In Halliburton II, the U.S. Supreme Court held that defendants can rebut the fraud-on-the-market presumption of reliance at the class certification stage with evidence of a lack of stock price impact. There are at least two different points, however, when stock price impact might be relevant: (a) the date of the alleged misstatement, and (b) the date of the alleged corrective disclosure. Is it enough for defendants to provide evidence of a lack of stock price impact as of the date of the alleged misstatement?
In In Re Finisar Corp. Sec. Litig., 2017 WL 6026244 (N.D. Cal. Dec. 5, 2017), the plaintiffs alleged that a December 2010 statement misled investors as to the nature of Finisar’s growth by denying that the company’s revenue increase was the result of an unsustainable inventory build-up by customers. The complaint also stated that Finisar’s stock price increased after the statement was issued.

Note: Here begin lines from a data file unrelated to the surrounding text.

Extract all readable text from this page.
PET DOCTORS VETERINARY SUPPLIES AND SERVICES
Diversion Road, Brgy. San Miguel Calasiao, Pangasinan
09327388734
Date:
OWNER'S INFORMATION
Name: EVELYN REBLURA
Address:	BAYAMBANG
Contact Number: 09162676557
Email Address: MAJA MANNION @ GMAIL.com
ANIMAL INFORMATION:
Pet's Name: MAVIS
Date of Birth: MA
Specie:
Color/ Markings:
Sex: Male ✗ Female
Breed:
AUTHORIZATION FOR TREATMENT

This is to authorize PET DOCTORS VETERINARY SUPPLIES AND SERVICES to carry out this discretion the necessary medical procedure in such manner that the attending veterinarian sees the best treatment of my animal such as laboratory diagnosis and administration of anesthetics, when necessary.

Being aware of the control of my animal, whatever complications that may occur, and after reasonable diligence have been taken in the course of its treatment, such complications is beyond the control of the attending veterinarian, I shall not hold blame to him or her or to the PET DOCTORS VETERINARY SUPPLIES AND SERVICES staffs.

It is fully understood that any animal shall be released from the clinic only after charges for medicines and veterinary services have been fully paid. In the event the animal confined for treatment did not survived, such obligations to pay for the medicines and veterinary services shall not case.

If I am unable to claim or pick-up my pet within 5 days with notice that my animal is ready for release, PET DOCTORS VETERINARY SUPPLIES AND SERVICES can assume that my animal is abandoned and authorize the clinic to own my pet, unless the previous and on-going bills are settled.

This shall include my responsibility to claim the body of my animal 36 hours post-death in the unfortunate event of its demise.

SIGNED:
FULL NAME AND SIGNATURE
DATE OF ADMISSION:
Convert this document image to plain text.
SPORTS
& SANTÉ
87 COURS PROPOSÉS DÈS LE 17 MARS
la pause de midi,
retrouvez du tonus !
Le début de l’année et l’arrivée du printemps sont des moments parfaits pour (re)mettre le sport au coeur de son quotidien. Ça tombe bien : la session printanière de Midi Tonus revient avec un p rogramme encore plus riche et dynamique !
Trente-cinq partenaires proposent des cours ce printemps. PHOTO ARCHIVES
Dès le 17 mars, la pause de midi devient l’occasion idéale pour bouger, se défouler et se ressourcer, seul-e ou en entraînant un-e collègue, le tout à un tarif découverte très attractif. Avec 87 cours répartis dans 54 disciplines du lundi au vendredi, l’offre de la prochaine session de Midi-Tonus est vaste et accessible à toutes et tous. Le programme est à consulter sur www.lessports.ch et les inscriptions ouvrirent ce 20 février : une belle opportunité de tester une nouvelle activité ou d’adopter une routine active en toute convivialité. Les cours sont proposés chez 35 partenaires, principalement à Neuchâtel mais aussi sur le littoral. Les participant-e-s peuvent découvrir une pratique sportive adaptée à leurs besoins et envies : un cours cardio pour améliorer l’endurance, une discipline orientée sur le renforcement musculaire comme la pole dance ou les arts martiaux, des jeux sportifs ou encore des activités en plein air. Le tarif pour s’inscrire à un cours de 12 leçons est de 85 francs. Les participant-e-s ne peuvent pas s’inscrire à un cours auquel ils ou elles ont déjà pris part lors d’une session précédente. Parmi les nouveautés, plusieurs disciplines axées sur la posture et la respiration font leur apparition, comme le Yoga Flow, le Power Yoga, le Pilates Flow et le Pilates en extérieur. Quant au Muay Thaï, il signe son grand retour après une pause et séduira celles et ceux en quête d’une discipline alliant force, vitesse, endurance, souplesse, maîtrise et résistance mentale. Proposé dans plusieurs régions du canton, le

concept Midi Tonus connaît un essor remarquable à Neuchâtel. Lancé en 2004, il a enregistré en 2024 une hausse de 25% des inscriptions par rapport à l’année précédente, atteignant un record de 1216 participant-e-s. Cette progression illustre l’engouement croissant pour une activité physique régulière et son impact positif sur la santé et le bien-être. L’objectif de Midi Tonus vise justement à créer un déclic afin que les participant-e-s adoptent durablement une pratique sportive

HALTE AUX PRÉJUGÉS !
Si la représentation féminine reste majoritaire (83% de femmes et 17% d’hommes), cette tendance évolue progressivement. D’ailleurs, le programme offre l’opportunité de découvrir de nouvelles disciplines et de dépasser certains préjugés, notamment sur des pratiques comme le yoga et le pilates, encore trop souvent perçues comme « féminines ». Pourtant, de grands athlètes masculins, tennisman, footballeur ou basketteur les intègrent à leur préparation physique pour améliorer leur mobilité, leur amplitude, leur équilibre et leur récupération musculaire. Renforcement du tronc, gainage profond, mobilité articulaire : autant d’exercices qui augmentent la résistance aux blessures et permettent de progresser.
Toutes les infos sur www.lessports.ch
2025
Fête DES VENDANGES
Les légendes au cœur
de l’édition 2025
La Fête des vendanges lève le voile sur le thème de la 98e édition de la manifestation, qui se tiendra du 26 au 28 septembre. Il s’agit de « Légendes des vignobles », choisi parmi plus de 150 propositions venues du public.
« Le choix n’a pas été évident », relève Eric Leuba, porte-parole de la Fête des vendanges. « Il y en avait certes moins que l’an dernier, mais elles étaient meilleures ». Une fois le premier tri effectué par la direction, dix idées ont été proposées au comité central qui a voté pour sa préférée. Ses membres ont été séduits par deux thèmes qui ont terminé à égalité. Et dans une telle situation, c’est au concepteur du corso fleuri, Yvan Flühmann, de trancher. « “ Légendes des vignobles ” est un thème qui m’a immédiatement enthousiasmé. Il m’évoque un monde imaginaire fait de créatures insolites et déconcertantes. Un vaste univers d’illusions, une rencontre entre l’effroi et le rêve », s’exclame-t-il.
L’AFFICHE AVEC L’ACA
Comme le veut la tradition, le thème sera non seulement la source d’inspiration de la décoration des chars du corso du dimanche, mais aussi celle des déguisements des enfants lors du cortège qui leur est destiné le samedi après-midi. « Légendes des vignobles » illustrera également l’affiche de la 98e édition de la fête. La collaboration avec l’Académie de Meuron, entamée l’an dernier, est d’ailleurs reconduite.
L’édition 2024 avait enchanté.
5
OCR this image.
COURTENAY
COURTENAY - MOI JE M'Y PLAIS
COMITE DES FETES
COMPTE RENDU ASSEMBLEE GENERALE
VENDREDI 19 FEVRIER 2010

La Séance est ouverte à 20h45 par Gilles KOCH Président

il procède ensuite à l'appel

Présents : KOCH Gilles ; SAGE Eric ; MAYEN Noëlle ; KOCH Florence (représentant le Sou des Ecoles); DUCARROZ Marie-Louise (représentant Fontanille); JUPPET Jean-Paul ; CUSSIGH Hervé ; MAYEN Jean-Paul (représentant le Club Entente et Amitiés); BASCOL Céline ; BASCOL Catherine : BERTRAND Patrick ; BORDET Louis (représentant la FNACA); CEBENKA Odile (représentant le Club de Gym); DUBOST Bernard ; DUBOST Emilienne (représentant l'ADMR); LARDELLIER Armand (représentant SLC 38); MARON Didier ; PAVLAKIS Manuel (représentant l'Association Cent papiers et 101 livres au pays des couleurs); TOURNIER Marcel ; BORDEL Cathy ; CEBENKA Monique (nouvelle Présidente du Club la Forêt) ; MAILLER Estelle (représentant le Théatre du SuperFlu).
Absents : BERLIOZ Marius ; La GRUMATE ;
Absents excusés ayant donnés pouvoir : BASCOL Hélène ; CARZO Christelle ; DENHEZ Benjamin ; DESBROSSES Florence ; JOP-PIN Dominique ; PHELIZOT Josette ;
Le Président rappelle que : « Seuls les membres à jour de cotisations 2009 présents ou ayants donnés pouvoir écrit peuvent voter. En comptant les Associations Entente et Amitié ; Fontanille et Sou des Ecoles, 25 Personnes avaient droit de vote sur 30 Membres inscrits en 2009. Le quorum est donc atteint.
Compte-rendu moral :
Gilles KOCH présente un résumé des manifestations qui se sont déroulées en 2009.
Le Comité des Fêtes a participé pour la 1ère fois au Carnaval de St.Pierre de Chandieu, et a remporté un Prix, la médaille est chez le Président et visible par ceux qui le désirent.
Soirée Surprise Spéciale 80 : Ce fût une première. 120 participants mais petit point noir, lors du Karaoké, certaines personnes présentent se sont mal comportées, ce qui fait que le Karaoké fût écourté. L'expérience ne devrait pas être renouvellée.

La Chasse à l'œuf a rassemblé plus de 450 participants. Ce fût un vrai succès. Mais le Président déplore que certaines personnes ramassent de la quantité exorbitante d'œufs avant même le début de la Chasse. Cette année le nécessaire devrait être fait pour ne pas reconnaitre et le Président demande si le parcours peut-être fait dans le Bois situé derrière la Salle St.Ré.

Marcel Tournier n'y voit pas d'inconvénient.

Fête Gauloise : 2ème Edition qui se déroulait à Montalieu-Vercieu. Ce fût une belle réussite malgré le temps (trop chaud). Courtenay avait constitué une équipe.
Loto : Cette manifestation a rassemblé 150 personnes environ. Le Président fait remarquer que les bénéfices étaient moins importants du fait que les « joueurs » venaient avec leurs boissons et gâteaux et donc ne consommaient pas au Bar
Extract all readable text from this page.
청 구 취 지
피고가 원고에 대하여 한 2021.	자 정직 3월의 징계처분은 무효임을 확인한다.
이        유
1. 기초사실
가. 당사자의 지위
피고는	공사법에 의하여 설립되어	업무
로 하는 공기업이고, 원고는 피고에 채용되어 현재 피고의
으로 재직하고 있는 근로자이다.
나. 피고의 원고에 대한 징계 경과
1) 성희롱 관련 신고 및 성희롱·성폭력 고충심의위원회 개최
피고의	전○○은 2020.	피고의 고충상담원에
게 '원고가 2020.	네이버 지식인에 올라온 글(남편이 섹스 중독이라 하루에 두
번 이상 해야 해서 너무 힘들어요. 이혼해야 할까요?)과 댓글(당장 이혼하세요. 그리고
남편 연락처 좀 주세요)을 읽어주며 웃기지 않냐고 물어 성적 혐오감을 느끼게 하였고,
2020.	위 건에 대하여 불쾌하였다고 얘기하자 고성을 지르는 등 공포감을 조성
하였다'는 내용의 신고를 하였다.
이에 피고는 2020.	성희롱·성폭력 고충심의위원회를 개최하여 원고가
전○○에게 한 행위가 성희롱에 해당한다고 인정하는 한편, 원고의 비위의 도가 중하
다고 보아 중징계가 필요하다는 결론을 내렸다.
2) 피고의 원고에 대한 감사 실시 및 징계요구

At class certification, the defendants presented an expert report demonstrating that any increase in Finisar’s stock price following the alleged misstatement was not statistically significant “when the price is adjusted for general market and industry trading.” Among other objections, the plaintiffs asserted that the expert report was “flawed insofar as it fails to consider Finisar’s stock price change following the allegedly corrective disclosure” that occurred several months later. The court acknowledged that for purposes of price impact analysis, many courts have focused on the corrective disclosure date, especially where there may have been offsetting disclosures about the company on the date of the alleged misstatement or the plaintiffs had alleged that the misstatement maintained the stock price at an artificially-inflated level. (For more on the “price maintenance theory,” see here and here.)
In the instant case, however, the court found that neither of those rationales for focusing on the corrective disclosure date were applicable. There was no evidence that other information about Finisar had offset any price inflation caused by the alleged misstatement and the plaintiffs were not proceeding on a price maintenance theory. Under these circumstances, the court found no flaw in the expert analysis “simply because it focuses on the date of the alleged misstatement rather than the date of the alleged corrective disclosure.”
Holding: Class certification denied.